President Joe Biden, flanked by Vice President Kamala Harris and House Spokeswoman Nancy Pelosi (D-CA), will meet with House Democratic leaders and House Committee Chairs on legislation to support coronavirus disease (COVID-19) Oval Office in the White House in Washington, February 5, 2021.
Kevin Lemarque | Reuters
Several House committees have approved portions of the Democrats’ $ 1.9 trillion coronavirus relief plan as the chamber passes the full package by the end of the month.
The Ways and Means Committee pushed a critical part of the legislation on Thursday evening. It would send $ 1,400 direct payments to most Americans, extend major unemployment programs through late August, and give families up to $ 3,600 a year per child.
Other House Boards, including the Education and Labor, Financial Services, Transportation, and Small Business Committees, have accepted their proposals. As part of the tedious budget reconciliation that the Democrats use to pass legislation without Republican votes, the House Budgets Committee will bundle the individual bills together.
House spokeswoman Nancy Pelosi told reporters on Thursday that she believed the House of Representatives would approve the bailout proposal before the end of the month. The California Democrat expects the bill to go through the Senate and across President Joe Biden’s desk before the lifeline for unemployed Americans expires on March 14.
Democrats have said they must act as soon as possible to put more money into efforts to contain the virus, accelerate vaccinations, and encourage Americans struggling to pay for food and housing. With unified but tight control over Congress and the White House, they seem ready to pass a bill on their own instead of taking weeks or months to negotiate a smaller package with the GOP.
Republicans have raised concerns about passing another massive spending bill after lawmakers approved a $ 900 billion bailout plan in December. A group of GOP senators met with Biden earlier this month and made a counter-offer of around $ 600 billion. The Democrats, however, rejected the plan as too small to handle the crisis.
Congress waited months for the December aid package to pass after key unemployment benefits and small business programs expired last summer. Inaction contributed to millions of Americans falling into poverty, finding it difficult to afford food, and receiving no rental payments.
The latest government data shows that more than 20 million people are receiving unemployment benefits.
Democrats still have hurdles to overcome to get the bill through Congress themselves. Not only do you need to ensure that the bill complies with Senate budget rules, but you cannot lose a single democratic vote in the chamber, which is evenly divided between parties.
The Ways and Means Committee portion of the House plan presented on Thursday contains a large part of the overall bailout proposal. It would target a sum of $ 1,400 to individuals earning up to $ 75,000 and couples earning up to $ 150,000.
To allay concerns about an effective targeting of money that was jeopardizing the Senate’s passage of the plan, payments would be phased out so that no person or couple earning more than $ 100,000 and $ 200,000 respectively would receive a check . Senate Majority Leader Chuck Schumer, DN.Y., said Thursday that the structure is “right in the ballpark” of what his caucus would support.
The bill, approved by Ways and Means, would increase the current unemployment benefit from $ 300 per week to $ 400 and extend it through August 29. Also, the programs would expand eligibility and the number of weeks that people can take out unemployment insurance on the same date.
The plan would also increase support for households with children. Americans would receive up to $ 3,600 per child for children under 6 and $ 3,000 per child for children under 18.

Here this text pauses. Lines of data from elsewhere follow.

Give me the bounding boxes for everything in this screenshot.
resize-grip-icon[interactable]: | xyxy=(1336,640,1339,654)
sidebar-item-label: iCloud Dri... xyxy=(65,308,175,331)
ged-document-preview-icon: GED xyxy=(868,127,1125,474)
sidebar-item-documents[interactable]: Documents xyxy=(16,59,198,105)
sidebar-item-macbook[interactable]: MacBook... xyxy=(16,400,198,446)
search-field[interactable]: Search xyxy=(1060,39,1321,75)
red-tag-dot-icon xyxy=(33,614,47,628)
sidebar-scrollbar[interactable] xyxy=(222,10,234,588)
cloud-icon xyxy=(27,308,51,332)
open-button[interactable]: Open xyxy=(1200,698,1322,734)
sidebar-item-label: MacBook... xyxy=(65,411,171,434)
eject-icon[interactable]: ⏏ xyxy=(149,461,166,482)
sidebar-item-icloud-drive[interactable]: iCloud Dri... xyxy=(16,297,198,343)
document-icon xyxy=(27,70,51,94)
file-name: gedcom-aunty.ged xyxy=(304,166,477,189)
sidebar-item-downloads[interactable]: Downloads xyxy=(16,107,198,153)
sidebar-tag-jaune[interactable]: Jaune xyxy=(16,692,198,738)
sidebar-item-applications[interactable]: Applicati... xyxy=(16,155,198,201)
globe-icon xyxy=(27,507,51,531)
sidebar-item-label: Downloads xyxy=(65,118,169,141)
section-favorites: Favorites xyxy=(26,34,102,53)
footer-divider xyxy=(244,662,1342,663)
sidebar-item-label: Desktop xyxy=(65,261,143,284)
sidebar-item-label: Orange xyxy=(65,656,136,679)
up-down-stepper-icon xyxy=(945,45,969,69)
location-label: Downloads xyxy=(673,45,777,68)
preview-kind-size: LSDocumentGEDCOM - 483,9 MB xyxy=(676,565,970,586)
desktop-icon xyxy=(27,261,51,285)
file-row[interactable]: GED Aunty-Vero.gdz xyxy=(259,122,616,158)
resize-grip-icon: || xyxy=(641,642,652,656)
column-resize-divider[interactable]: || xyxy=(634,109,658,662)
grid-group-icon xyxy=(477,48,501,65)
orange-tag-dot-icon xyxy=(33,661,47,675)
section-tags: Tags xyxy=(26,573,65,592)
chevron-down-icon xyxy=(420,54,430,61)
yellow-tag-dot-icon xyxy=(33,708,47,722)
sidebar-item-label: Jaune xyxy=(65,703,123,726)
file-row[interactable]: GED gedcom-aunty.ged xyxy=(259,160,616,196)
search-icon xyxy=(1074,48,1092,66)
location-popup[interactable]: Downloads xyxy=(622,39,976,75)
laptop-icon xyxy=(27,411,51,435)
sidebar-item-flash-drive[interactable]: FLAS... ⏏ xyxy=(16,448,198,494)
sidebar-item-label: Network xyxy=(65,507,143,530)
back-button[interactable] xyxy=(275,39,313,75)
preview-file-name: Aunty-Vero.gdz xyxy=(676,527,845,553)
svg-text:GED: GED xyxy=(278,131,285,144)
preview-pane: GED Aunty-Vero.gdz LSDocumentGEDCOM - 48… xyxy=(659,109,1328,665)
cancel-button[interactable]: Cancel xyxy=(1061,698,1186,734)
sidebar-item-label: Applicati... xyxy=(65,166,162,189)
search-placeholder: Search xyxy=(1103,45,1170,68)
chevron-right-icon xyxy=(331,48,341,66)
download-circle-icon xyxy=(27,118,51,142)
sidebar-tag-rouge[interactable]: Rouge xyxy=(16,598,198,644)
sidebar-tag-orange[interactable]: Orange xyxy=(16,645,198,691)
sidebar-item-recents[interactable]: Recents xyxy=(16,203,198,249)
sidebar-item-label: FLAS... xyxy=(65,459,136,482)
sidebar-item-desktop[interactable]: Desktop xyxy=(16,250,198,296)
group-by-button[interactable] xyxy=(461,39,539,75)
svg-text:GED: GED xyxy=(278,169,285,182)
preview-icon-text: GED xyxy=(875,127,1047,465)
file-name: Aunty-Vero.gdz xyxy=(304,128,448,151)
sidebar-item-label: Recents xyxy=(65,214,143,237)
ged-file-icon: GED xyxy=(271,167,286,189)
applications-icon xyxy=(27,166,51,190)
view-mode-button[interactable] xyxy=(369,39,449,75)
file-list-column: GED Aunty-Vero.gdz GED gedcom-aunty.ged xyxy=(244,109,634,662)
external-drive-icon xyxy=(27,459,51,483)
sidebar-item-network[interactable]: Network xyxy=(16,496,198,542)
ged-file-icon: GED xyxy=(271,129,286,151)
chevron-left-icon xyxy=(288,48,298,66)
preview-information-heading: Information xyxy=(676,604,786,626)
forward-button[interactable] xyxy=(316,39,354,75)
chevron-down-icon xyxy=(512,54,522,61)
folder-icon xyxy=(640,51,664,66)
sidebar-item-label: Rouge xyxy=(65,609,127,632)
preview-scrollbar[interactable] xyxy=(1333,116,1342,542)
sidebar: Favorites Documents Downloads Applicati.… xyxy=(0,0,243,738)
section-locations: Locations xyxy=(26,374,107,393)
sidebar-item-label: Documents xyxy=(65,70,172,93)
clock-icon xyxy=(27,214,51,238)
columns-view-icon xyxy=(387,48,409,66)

The relief would expire on an income of $ 75,000 for individuals and $ 150,000 for couples.
Under key provisions in other pieces of legislation, $ 20 billion would go into a national immunization program, $ 170 billion in spending on schools including reopening costs, and $ 350 billion in relief for state, local, and tribal governments. Biden met with a non-partisan group of governors and mayors on Friday to discuss the bailout package.
Before the meeting, he said: “We have to help the states economically” and “make sure they can return to schools”. Biden added that he wanted to hear from the state and local officials whether he should tweak his plan.
The House Democrats have also increased a minimum wage of $ 15 an hour, and Pelosi expects the House to pass the provision in final legislation. However, it is unclear whether the proposal complies with Senate budget rules.
Two Democratic senators – Joe Manchin from West Virginia and Kyrsten Sinema from Arizona – have also expressed doubts about the adoption of a minimum wage of $ 15 an hour.
White House press secretary Jen Psaki said Friday that the government will take into account the views of Sinema and other senators as it pushes the relief plan.